Where Bain Ends And Romney Begins
Josh Marshall’s got a potentially big scoop for the 2012 campaign, one that could make Mitt Romney’s summer even hotter and longer than it’ll be for the rest of us.
Democrats have put forth a concerted effort to portray Romney as an out-of-touch and unfeeling member of the .01 percent. They’ve done so primarily by relying on the testimonials of those who worked for firms Bain Capital eventually bankrupted. But they’ve also used media reports concerning Romney’s offshore financial holdings as well as Bain’s embrace of outsourcing when running various American firms.
The Washington Post is responsible for the most high-profile and controversial piece on Bain’s practices during Romney’s tenure — a piece the Romney campaign first tried to ignore, then tried, unsuccessfully, to get the Post to retract. The Republican campaign’s defense of Romney on this score has been in two parts.
One part has been challenging the veracity of the Post‘s reporting itself by, primarily, citing a handful of glowing quotes given by the current or former CEOs of the outsourcing firms. This has not changed any minds. The second retort from the GOP has been to claim that since Romney left Bain to run the Olympics in 1999, he has had nothing to do with the firm and cannot be held responsible for its actions. While FactCheck.org has accepted Romney’s explanation, the Obama campaign and some center-left media figures have been more skeptical that Romney truly did wash his hands of the private equity juggernaut.
So let’s turn back to Josh Marshall. In a post on Talking Points Memo’s editors’ blog, TPM founder Marshall flags a couple of SEC filings from the early 2000s indicating Romney’s defense to be imperfect at best. If Marshall’s found what he thinks he’s found, this could be something of a smoking gun for an Obama campaign determined to cast him as a modern robber baron:
I’ve found yet more instances where Romney made declarations to the SEC that he was still involved in running Bain after February 1999. To the best of my knowledge, no one has yet noted these.
The documents go into different aspects of Romney’s ownership of various Bain and Bain related assets. But in both Romney had to say what he currently did for a living.

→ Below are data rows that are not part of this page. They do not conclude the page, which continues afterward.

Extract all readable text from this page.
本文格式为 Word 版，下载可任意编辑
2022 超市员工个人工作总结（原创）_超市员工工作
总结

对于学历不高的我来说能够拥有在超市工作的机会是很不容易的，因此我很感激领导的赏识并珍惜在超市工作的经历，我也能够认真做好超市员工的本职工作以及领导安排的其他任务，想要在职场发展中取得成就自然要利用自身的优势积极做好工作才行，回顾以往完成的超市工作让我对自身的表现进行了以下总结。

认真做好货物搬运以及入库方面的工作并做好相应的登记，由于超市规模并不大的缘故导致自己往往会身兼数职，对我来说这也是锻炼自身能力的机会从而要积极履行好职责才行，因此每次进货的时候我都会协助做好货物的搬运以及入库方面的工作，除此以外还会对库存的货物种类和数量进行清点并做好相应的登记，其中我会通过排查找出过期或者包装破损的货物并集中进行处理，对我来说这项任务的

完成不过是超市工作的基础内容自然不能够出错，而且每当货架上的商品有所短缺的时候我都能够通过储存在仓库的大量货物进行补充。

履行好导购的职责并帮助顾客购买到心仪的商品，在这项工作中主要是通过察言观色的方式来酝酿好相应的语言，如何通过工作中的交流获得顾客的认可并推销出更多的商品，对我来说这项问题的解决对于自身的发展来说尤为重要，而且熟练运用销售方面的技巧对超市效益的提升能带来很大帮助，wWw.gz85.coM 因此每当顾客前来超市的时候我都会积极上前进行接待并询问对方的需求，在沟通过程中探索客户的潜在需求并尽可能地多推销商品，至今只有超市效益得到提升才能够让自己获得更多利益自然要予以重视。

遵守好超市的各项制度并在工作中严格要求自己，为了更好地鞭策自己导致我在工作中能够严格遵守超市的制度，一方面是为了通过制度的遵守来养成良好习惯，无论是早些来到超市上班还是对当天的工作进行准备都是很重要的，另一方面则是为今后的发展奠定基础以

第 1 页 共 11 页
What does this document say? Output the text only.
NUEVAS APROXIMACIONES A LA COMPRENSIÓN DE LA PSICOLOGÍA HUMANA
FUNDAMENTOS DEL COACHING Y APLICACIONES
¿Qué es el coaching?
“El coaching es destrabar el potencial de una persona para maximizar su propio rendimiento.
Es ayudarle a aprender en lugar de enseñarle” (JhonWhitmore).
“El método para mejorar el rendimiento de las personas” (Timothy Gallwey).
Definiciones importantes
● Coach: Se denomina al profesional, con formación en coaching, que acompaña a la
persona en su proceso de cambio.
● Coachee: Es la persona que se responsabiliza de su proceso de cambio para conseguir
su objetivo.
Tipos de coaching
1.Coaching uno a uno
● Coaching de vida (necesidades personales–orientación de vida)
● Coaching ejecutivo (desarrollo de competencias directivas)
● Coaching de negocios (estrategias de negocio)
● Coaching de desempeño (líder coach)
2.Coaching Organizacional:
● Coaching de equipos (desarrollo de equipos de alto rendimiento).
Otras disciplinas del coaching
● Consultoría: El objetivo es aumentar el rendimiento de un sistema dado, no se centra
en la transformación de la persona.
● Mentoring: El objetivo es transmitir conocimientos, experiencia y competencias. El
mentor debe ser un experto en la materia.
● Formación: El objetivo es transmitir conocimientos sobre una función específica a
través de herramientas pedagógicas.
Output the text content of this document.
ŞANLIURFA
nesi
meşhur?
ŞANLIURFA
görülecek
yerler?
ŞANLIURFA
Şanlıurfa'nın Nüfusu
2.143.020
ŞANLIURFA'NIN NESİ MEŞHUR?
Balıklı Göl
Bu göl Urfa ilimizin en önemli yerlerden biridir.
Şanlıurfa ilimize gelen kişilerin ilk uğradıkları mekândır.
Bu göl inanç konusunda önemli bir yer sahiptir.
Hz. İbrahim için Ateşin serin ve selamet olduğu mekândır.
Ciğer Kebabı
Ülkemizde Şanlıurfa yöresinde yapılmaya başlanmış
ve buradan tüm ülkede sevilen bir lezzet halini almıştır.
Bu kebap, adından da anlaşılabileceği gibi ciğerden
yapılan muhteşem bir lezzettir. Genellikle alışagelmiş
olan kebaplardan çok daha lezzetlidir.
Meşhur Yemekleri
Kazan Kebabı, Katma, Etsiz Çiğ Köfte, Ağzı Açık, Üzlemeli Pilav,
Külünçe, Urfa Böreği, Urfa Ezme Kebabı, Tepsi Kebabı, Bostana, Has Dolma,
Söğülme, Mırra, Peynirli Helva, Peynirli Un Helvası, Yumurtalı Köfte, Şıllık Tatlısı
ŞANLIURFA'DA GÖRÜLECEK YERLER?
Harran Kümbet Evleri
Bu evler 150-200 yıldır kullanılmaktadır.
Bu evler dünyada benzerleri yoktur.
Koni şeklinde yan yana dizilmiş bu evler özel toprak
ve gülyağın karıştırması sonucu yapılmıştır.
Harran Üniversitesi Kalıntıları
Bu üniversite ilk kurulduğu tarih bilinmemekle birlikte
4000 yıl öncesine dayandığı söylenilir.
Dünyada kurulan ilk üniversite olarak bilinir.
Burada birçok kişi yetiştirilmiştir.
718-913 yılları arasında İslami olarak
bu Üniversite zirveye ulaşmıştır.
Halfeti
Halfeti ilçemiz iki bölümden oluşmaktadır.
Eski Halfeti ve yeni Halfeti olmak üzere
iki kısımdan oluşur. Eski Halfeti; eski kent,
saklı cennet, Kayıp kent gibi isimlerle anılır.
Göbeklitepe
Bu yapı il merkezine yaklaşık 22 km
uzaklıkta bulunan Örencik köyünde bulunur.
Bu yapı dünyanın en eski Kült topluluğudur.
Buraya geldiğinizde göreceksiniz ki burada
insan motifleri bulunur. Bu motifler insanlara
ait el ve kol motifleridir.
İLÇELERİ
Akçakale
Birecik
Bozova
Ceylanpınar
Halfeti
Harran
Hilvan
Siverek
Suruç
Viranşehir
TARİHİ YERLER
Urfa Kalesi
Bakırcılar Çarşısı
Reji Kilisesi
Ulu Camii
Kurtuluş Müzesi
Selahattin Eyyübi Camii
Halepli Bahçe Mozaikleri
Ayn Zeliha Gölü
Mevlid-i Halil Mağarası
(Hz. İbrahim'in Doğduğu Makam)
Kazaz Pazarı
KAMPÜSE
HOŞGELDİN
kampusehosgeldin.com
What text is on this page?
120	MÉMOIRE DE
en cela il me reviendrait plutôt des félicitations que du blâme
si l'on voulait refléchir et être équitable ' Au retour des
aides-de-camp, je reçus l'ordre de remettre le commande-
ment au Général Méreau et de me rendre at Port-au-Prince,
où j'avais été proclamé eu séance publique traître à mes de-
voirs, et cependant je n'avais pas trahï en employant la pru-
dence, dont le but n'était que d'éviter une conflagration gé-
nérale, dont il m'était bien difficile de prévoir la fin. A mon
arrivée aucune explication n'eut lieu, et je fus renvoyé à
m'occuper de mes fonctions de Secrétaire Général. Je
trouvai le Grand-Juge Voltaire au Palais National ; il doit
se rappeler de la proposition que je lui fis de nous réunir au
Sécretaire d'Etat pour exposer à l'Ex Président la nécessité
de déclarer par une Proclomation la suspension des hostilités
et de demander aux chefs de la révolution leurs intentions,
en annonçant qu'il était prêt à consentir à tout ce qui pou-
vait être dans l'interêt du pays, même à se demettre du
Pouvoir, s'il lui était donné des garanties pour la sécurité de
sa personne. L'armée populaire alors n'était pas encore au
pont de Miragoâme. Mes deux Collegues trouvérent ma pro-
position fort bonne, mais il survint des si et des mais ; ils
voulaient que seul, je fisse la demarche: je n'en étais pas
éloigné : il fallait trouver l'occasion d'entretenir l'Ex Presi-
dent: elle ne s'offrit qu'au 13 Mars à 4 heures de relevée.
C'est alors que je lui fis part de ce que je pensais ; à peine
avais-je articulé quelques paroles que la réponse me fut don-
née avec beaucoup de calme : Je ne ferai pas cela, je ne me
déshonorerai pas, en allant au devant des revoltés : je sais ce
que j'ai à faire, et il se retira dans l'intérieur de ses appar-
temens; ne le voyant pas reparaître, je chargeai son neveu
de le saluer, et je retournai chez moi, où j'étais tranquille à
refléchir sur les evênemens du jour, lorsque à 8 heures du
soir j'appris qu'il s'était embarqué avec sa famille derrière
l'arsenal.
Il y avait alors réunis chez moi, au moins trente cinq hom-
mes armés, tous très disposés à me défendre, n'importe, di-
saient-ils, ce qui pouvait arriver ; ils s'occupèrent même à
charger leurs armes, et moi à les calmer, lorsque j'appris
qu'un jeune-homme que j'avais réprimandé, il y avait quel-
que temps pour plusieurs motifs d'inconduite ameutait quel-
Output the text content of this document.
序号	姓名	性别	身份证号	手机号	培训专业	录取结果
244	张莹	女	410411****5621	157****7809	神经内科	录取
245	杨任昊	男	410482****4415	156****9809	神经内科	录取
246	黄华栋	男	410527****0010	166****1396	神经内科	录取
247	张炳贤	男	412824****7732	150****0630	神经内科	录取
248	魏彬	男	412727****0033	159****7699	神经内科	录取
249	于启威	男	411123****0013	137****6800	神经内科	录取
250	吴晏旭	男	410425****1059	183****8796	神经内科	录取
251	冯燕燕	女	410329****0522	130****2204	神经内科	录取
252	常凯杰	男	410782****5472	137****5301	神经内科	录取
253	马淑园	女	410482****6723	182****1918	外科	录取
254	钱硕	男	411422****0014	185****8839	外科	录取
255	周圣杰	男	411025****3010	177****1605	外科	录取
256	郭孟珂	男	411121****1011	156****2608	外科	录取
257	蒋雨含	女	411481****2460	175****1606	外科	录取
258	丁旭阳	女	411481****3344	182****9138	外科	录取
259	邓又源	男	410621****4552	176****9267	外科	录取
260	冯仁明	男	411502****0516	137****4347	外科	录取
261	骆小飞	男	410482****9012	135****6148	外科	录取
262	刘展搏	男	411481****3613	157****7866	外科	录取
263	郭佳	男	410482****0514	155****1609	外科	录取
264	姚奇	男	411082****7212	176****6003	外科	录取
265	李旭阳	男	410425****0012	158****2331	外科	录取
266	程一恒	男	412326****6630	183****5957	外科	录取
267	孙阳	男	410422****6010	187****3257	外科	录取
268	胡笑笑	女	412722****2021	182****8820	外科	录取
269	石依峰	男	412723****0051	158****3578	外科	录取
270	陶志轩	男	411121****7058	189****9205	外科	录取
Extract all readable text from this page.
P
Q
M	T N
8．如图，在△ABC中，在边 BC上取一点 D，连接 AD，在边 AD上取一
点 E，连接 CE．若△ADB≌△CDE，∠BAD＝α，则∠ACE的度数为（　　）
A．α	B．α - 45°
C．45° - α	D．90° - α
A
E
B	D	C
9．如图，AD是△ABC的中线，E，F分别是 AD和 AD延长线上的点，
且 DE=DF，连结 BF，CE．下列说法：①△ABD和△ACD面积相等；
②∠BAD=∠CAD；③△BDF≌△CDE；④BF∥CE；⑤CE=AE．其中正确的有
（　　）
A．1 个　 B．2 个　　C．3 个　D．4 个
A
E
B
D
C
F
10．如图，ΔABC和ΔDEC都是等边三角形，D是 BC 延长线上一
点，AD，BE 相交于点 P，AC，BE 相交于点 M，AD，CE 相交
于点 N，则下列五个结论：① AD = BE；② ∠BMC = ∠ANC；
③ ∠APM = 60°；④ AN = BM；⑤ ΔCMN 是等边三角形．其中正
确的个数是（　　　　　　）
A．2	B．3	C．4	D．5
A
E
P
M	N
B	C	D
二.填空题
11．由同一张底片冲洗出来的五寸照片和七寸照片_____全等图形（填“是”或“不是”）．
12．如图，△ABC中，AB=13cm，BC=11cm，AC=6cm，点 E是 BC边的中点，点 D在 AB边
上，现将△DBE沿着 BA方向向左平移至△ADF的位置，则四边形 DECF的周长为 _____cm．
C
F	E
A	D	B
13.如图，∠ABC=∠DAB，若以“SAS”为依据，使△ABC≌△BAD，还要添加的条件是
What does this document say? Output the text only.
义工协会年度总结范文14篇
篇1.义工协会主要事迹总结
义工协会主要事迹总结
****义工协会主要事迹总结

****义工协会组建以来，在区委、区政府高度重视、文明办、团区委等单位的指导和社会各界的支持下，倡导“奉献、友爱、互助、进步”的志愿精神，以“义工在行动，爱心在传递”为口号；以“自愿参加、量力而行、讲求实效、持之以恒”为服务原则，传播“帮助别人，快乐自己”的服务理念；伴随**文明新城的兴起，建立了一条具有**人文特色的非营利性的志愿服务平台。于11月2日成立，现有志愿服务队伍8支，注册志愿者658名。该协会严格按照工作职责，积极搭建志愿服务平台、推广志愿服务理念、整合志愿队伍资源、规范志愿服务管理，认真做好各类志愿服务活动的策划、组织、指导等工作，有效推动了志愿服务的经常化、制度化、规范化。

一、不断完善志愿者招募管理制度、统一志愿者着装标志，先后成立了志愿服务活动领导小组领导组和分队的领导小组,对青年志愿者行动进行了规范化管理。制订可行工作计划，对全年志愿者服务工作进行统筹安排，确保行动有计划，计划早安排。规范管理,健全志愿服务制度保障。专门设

Romney’s argument is that it doesn’t matter what he said on these SEC filings. Even though he said he was running Bain, he really wasn’t. He was really running the Olympics and didn’t have any role at Bain. But absent of any evidence, how is it that anyone can be expected to disregard what Mitt actually told the SEC at the time?
The conventional wisdom is coalescing around the belief in the “Outsourcer-in-Chief” attack doing serious harm to Romney among the white working class voters most likely to abandon Obama. While their seeing Romney as a self-interest plutocrat may not compel them to re-embrace Obama, it may be enough to persuade them not to bother voting at all in November — and for the President, that’s enough.